Despite the loss, the encouragement centered around his ability, for the first time this season, to command the strike zone and keep hitters off-balance with a fastball which reached the mid-90s and a curve which fell out of the strike zone to right-handed hitters.
“I was able to attack and stay aggressive,” Weaver told Fancred. “I pitched to contact and the defense worked. (In the seventh), I could feel the mechanics turning a little downward and I was just not able to get a bite on the ball I had earlier in the game.”
In comparing his initial two starts with the effort against the Padres, Weaver pointed to a learning curve and his ability to adjust. Overall, he allowed five hits, two runs and left with a pitch count at 92, and 60 for strikes Friday night.
“I was able to stay with what I did before and build off of previous outings,” Weaver added. “I saw what I did right and wrong and made some adjustments along the way. Felt that (the Padres game) was a night where everything was clicking and I’ll roll with it into the next outing.”
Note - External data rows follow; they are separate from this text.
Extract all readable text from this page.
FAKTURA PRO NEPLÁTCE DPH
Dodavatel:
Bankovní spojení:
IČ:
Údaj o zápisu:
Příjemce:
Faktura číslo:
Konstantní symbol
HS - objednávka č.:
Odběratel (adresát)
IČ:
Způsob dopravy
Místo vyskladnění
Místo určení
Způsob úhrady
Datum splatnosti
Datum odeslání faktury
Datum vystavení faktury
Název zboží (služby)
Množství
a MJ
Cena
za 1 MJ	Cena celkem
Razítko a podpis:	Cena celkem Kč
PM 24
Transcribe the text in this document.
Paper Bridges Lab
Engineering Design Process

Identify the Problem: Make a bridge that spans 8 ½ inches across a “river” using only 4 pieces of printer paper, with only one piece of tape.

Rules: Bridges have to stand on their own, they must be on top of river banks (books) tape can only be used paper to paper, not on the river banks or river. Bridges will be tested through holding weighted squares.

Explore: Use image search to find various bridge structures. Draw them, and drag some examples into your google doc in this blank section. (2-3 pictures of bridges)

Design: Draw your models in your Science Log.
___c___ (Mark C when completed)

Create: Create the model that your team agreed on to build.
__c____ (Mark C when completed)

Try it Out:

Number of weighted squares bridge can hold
If Weaver’s effort enabled to Diamondbacks to stay in the game, the offense did not respond. After David Peralta’s RBI single which drove in the lone Arizona run in the third, the last 19 hitters were retired in order. Of the 19 outs, only three were hit to the outfield and, in total, four San Diego pitchers struck out nine.
“We tried out best but need to do a better job,” Peralta told Fancred after the game. “We need to score more runs, but that’s part of the game. Sometimes it works for our side and sometimes it works for their side. That how it is. So, we’ll just turn the page and get ready for the next game. We come every day and work hard to get better like we always do. Tomorrow is another day and we have to win tomorrow.”
Don’t ask me …
With two weeks into the season, things have begun to settle. Teams expected to do well have surfaced, teams thought to be marginal have performed to that manner, and a few surprises.
Coming into Friday’s game, the San Diego Padres were leading the National League West by one game over the Los Angeles Dodgers. The Padres are in sole possession of first place in the NL West after the first 14 games for the first time since 1998.
Some reasons for the start include a penchant for hitting homers. Over the opening 14 games, San Diego was fourth in the majors in home runs (20), and trail Milwaukee (23), the Diamondbacks (23) and the Dodgers (29). On the other side of the ball, reliever Craig Stammen’s seven holds leads the majors and closer Kirby Yates, with seven saves, tops the majors.
All of this does absolutely nothing for Andy Green, the San Diego manager.
“It’s been the Dodgers division for a long time,” Green told Fancred before Friday’s game. “That’s probably the consensus in the industry. But, we really don’t care. We came into the year not concerned at all what the outside world had to say about us. We care about our collective group and we have no business evaluating the NL West and that means nothing in this point in time. We’ll take care of our business and see what happens.”
The current homestand concludes on Saturday night (Merrill Kelly, 1-1, 2.57 against Matt Strahm, 0-2, 7.04) and a matinee on Sunday. That's when Zack Greinke (1-1, 7.16) takes on lefty Eric Lauer (2-1, 4.76).
Then, it’s off on a 10-game road trip to Atlanta, engage the Cubs at Wrigley Field and in Pittsburgh. The Diamondbacks return to Chase Field April 26 to face the Cubs.